From Mystique to Politique: Péguy and Deleuze on Repetition and the Event

 

 

 

Wednesday, May 2nd, 2018

Dalhousie 1S05

 

 Abstract:

 Although not widely known outside of France, Charles Péguy is an important social critic, essayist and poet from the early 20th century. European intellectuals who have been influenced by his work include T. S. Eliot, Walter Benjamin, Maurice Blanchot, Gilles Deleuze, Michel Foucault and Bruno Latour. The main task of this paper is to give a general introduction to Péguy and outline some of his most important ideas. In particular, I will focus on Péguy’s suggestion that “everything begins as a mystique and ends as a politique”. Following this overview I will explore the application and development of Péguy’s work by Deleuze, elucidating its role in shaping Deleuze’s theories of repetition and the Event.

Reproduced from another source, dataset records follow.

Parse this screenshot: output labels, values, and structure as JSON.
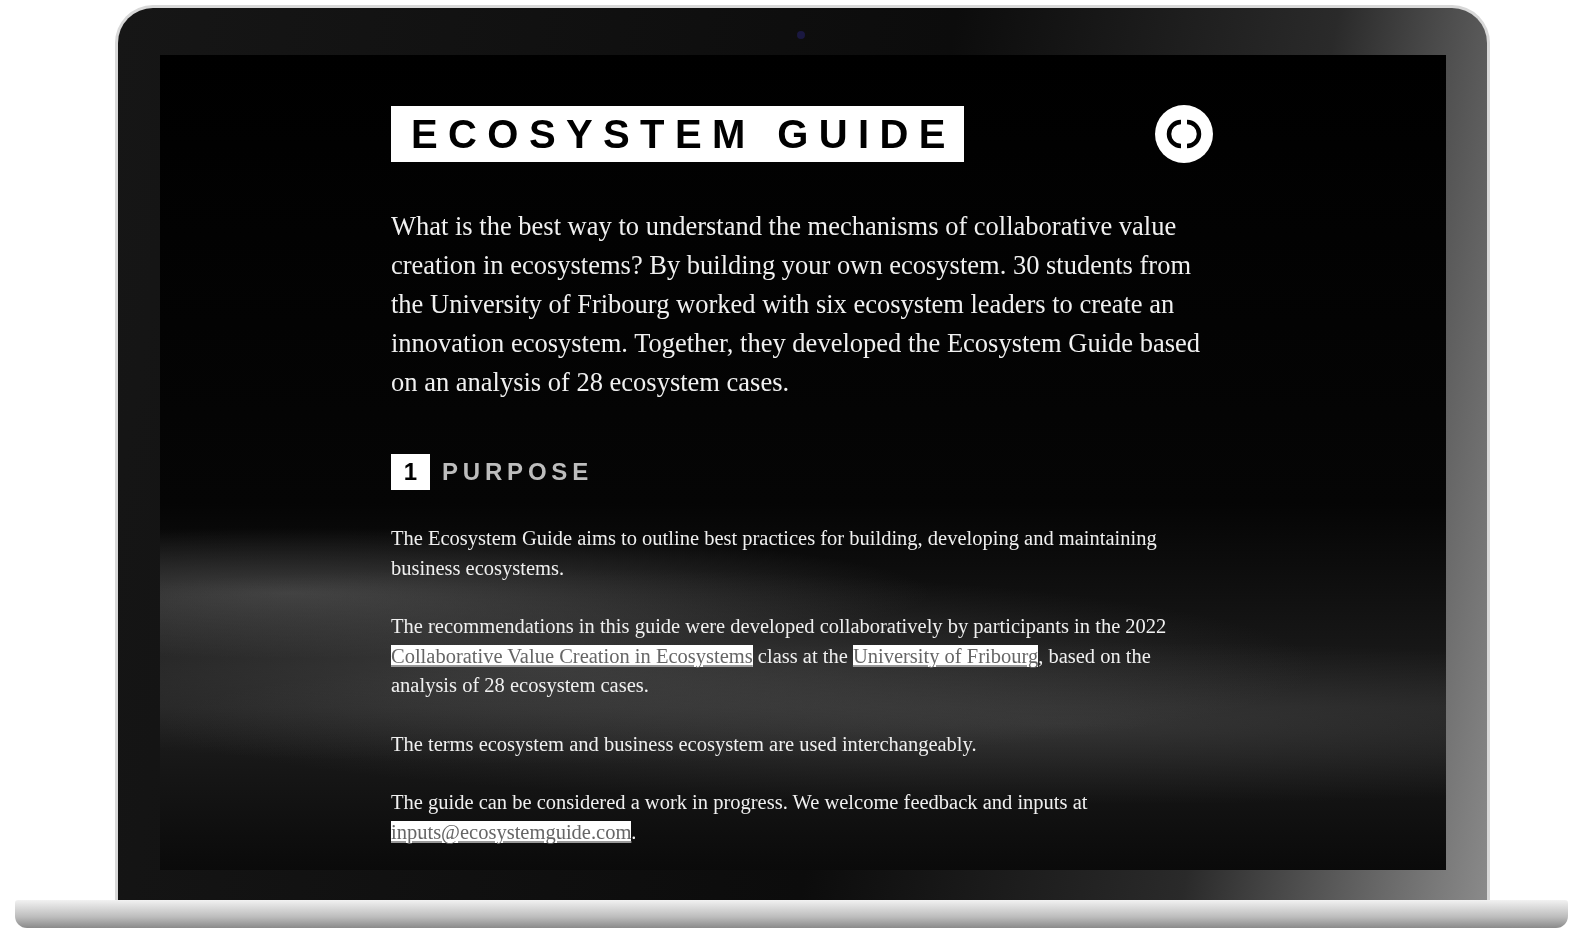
{
  "header": {
    "title": "ECOSYSTEM GUIDE"
  },
  "intro": "What is the best way to understand the mechanisms of collaborative value creation in ecosystems? By building your own ecosystem. 30 students from the University of Fribourg worked with six ecosystem leaders to create an innovation ecosystem. Together, they developed the Ecosystem Guide based on an analysis of 28 ecosystem cases.",
  "section": {
    "number": "1",
    "title": "PURPOSE"
  },
  "paragraphs": [
    {
      "segments": [
        {
          "text": "The Ecosystem Guide aims to outline best practices for building, developing and maintaining business ecosystems.",
          "link": false
        }
      ]
    },
    {
      "segments": [
        {
          "text": "The recommendations in this guide were developed collaboratively by participants in the 2022 ",
          "link": false
        },
        {
          "text": "Collaborative Value Creation in Ecosystems",
          "link": true
        },
        {
          "text": " class at the ",
          "link": false
        },
        {
          "text": "University of Fribourg",
          "link": true
        },
        {
          "text": ", based on the analysis of 28 ecosystem cases.",
          "link": false
        }
      ]
    },
    {
      "segments": [
        {
          "text": "The terms ecosystem and business ecosystem are used interchangeably.",
          "link": false
        }
      ]
    },
    {
      "segments": [
        {
          "text": "The guide can be considered a work in progress. We welcome feedback and inputs at ",
          "link": false
        },
        {
          "text": "inputs@ecosystemguide.com",
          "link": true
        },
        {
          "text": ".",
          "link": false
        }
      ]
    }
  ]
}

Craig Lundy is a Senior Lecturer in Social Theory at Nottingham Trent University. The majority of Craig’s research has been concerned with processes of transformation – an interest that he has pursued through cross-disciplinary projects that explore and make use of developments in complexity studies, socio-political theory and 19th/20th century European philosophy. He is the author of Deleuze’s Bergsonism (2018), History and Becoming: Deleuze’s Philosophy of Creativity(2012), and co-editor with Daniela Voss of At the Edges of Thought: Deleuze and Post-Kantian Philosophy (2015), all published by Edinburgh University Press.